To Dr. Wallace M. Shaw's family, the former Melville resident didn't do a single thing well -- he did everything very well, even hard stuff.
He was not only a physician, but also founding director of anesthesiology of New Island Hospital, now St. Joseph Hospital, in Bethpage. He was not just a filmmaker, but one who took up the hobby later in life and won critical acclaim internationally. He didn't just tinker with gadgets, but he could repair seemingly all things mechanical.
What's more, his dry sense of humor was known to make stern-faced strangers chuckle.
Shaw, who excelled in nearly everything he set his mind to, amassing milestones and accomplishments in disparate fields, died Jan. 2 of peripheral vascular disease.
He was 95.
"Among his talents was that he liked to make other people happy," said son Cary Shaw of Norwalk, Connecticut. "And he liked to be humorous in a variety of ways."

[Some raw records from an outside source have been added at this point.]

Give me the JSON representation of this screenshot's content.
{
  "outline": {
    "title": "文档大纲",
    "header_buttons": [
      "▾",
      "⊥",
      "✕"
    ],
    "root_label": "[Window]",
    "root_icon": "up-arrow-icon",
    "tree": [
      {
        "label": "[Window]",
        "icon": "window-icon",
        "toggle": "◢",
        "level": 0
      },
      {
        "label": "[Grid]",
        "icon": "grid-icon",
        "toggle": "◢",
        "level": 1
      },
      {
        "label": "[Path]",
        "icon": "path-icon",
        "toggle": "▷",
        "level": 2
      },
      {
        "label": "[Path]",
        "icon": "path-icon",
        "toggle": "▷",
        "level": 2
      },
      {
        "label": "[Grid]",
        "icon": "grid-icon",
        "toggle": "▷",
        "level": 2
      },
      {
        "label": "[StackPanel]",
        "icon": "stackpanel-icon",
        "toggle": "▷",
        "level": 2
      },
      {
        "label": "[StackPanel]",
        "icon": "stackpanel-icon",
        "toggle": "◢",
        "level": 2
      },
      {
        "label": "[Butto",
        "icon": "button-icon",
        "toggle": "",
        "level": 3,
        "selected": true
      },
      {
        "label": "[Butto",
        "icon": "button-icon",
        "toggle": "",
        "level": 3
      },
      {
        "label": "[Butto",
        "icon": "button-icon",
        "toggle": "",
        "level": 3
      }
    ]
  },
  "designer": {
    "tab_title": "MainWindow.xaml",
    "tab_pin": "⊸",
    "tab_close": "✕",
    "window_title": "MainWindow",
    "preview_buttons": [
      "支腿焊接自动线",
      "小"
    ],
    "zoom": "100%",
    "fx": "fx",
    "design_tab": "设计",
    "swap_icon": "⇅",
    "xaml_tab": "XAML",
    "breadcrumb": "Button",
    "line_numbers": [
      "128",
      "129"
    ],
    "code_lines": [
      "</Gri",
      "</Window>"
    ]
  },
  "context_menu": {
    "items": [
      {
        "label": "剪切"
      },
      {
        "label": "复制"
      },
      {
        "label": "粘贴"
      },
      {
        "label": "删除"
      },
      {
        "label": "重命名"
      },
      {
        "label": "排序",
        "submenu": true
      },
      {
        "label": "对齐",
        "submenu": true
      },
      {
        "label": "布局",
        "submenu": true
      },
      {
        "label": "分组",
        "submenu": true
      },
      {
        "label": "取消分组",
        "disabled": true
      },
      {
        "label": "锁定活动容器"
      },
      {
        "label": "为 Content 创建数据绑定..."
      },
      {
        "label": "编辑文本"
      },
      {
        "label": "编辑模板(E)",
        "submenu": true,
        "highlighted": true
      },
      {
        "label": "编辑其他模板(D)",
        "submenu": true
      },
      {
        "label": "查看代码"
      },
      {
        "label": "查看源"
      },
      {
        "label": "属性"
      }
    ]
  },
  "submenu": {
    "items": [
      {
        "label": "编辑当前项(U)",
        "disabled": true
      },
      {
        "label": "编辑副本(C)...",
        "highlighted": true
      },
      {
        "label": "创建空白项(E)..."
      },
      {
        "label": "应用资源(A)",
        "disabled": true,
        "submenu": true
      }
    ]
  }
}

Relatives called Shaw, who was born in Manhattan and raised in Woodside, Queens, a master of all trades and a jack of none.
The son of a homemaker and office manager, Shaw graduated from Newtown High School and then Columbia College in Manhattan, where he earned a bachelor's in 1940. He attended medical school at New York University, graduating in 1943.
He married the former Geraldine Sax in June 1942 and, just after completing his medical internship, enlisted in the Army in World War II, during which he was in charge of anesthesia in a 1,000-bed hospital for American soldiers in England.
After being discharged as a major at the end of the war, he moved to Rego Park, then Flushing, and settled in Holliswood. The couple had three sons and were married until Geraldine Shaw's death in 2003.
Following stints at Horace Harding Hospital in Queens and Prospect Heights Hospital in Brooklyn, he worked at New Island Hospital. He relocated to Melville in 1972 to shorten his commute.
He served as director of anesthesiology at New Island for 36 years. He retired in 1990 and moved to Florida, then to Philadelphia in 2001.
Throughout his career, Shaw published 18 scientific articles and produced six medical motion pictures. For 20 years, he also was assistant clinical professor of anesthesiology at Albert Einstein College of Medicine in the Bronx.
He began filmmaking when he was 40 and was the highest-ranked amateur filmmaker in the Motion Picture Division of the Photographic Society of America. He won awards in competitions in 19 countries, from Cannes to Melbourne. He served as president of the Society of Amateur Cinematographers and Video Makers.
One of Shaw's movies, "The Listmaker," was described in The New York Times in 1989 as "a wonderful film with the richness of an O. Henry short story." A comedy, "The Model Anesthesiologist," was a smash at medical conventions, so much so that a pharmaceutical company offered to pay him for screening rights. He declined, cherishing his amateur status.
He encouraged and taught other filmmakers through Long Island Movie Makers, which honored Shaw, stating "His knowledge of the technology of movie making had few peers."
Shaw also took up sculpting in clay, stone and wood. His sculptures are now family heirlooms.
Shaw is also survived by two other sons, Richard of Los Angeles and James of Philadelphia; a companion, Pearl Novick of Philadelphia; and five grandchildren.
In keeping with Shaw's belief that the time to show appreciation toward someone is while they are living, there will be no funeral or memorial service, his family said.